Starwood is planning to make structural as well as service changes including upgrading bathrooms, buying new air conditioning systems, upgrading fire safety systems, and adding creature comforts such as new beds.
But Mangas said Starwood would not alter the style of the hotels. “These are beautiful, iconic locations and buildings with a style and decor which is very indigenous,” he said. “That’s what our guests want.”

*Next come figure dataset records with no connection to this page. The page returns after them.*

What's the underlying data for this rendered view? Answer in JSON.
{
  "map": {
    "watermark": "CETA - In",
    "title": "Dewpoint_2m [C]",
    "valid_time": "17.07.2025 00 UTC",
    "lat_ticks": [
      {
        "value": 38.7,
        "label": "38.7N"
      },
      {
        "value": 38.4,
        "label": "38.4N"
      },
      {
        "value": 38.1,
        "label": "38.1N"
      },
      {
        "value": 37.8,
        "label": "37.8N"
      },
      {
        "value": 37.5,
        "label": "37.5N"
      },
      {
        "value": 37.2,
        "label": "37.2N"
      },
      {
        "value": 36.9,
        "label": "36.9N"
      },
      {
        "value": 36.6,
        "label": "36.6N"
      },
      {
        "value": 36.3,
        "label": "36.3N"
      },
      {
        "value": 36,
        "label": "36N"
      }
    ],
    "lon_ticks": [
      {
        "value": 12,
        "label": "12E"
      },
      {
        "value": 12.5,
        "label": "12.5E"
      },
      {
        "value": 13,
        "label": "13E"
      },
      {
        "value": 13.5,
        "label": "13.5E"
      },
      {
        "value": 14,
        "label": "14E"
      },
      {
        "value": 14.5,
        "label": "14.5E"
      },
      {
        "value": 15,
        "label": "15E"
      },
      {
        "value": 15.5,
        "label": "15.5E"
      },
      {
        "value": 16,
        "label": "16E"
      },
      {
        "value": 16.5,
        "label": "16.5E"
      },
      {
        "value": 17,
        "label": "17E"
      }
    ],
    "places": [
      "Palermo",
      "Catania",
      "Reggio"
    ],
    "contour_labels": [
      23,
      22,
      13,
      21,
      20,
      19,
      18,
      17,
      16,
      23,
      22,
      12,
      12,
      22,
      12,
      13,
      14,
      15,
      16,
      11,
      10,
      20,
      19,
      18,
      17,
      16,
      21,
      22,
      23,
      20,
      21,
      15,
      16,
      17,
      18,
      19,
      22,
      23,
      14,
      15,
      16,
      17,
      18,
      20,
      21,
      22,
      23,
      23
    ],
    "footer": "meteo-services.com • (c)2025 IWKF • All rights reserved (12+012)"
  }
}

Keith Grossman, senior vice president and deputy general counsel of Starwood, said in a statement that the company plans “to cultivate local talent, provide career enriching opportunities, and locally source art, decor, food, and materials to ensure we deliver authentic experiences.”
The Inglaterra, which opened in 1875, is a national landmark near the historic district of Old Havana in the heart of downtown. Once the renovations are complete, the hotel will offer 83 luxury rooms.
The Cuban partner is Gran Caribe, which also owns the Hotel Nationale, once a home to American mobsters and celebrities and designed by the same architect who designed the Breakers Hotel in Florida.
Starwood will turn the Hotel Quinta Avenida in Havana’s Miramar district into a Four Points by Sheraton Havana hotel later this year. The hotel will cater to business travelers with about 186 rooms and state-of-the-art meeting facilities.
The Cuban partner is Grupo Hotelero Gaviota. The Cuban military owns a large stake in the Gaviota group, an issue that gave the Obama administration pause. But the Cuban military has broad holdings, and avoiding it would severely limit U.S. investment and engagement.
Starwood also has signed a letter of intent with the Cuban company Habaguanex to convert the 19th century, colonial-style Hotel Santa Isabel, to a member of its Luxury Collection line. Overlooking Havana Harbor, the Santa Isabel lies in the heart of Havana’s historic city center, with 27 rooms, including 11 suites. Former President Jimmy Carter has stayed there twice since leaving office.
Because Cubans live, work and go to school within the historic preservation neighborhood, the Santa Isabel and Quinta Avenida both contribute a small portion of their revenues to support clinics, schools and restoration projects. Habaguanex, the owner of Santa Isabel, falls under the umbrella of the office of the historian of the city of Havana.